Chief Constable Simon Bailey, of the Association of Chief Police Officers, said the operation marked a turning point in investigating those suspected of paedophilia.

Media caption,

South Wales Police Assistant Chief Constable Nikki Holland: "We can police the internet"

He said it was the first time the NCA had worked with other forces to "come together to target the possession, distribution, sharing of indecent images of children - so it's a really significant event".

But he said that, while there was "a role for law enforcement to play", there was "a bigger role for service providers, for the industry to play in disrupting and preventing" paedophile activity on the internet.

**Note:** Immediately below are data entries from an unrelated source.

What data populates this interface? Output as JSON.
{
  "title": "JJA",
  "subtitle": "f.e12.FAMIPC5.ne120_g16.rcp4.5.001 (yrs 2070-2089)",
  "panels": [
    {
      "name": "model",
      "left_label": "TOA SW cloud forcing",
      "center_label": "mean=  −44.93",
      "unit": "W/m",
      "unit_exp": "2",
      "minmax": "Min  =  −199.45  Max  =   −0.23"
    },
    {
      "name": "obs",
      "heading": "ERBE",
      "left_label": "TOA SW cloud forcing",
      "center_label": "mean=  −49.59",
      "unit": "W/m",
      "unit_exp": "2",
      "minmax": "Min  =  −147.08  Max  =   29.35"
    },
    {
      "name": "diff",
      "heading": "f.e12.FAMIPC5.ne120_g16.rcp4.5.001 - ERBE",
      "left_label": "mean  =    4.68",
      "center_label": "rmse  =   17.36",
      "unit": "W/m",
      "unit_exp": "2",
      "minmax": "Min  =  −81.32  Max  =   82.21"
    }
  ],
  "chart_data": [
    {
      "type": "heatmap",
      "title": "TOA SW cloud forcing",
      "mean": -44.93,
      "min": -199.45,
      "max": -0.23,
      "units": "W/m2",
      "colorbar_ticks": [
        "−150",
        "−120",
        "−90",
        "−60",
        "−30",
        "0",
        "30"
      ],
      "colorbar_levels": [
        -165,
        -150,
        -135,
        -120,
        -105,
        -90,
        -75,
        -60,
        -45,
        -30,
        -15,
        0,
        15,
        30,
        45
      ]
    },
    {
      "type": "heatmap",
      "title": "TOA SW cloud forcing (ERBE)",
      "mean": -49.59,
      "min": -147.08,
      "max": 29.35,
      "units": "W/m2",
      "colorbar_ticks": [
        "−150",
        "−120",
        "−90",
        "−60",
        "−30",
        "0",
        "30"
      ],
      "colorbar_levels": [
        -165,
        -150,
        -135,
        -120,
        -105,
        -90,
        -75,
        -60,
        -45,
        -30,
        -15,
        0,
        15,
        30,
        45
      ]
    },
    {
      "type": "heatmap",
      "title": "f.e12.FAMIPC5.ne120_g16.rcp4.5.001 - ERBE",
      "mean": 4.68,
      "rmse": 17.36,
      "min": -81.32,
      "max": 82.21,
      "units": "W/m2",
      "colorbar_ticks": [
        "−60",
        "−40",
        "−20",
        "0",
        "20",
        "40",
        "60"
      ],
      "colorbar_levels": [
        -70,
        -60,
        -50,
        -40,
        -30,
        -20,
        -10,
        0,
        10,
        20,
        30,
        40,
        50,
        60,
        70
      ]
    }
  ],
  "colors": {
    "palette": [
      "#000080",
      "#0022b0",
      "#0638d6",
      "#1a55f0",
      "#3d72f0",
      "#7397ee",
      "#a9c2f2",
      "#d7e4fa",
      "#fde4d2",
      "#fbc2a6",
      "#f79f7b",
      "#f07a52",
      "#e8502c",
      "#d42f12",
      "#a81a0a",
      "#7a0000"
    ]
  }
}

Claire Lilley, head of online safety at the NSPCC said the operation had rescued children from abuse.

But she warned: "Industry has to find inventive ways of blocking the flow of such horrendous pictures which are only produced through the suffering of defenceless children - many of who are not even old enough to go to school.

"So while this operation must be rightly applauded we should view it as yet another warning sign that far more needs to be done if we are to stem the sordid trade in these images, which are often used by those who go on to abuse children."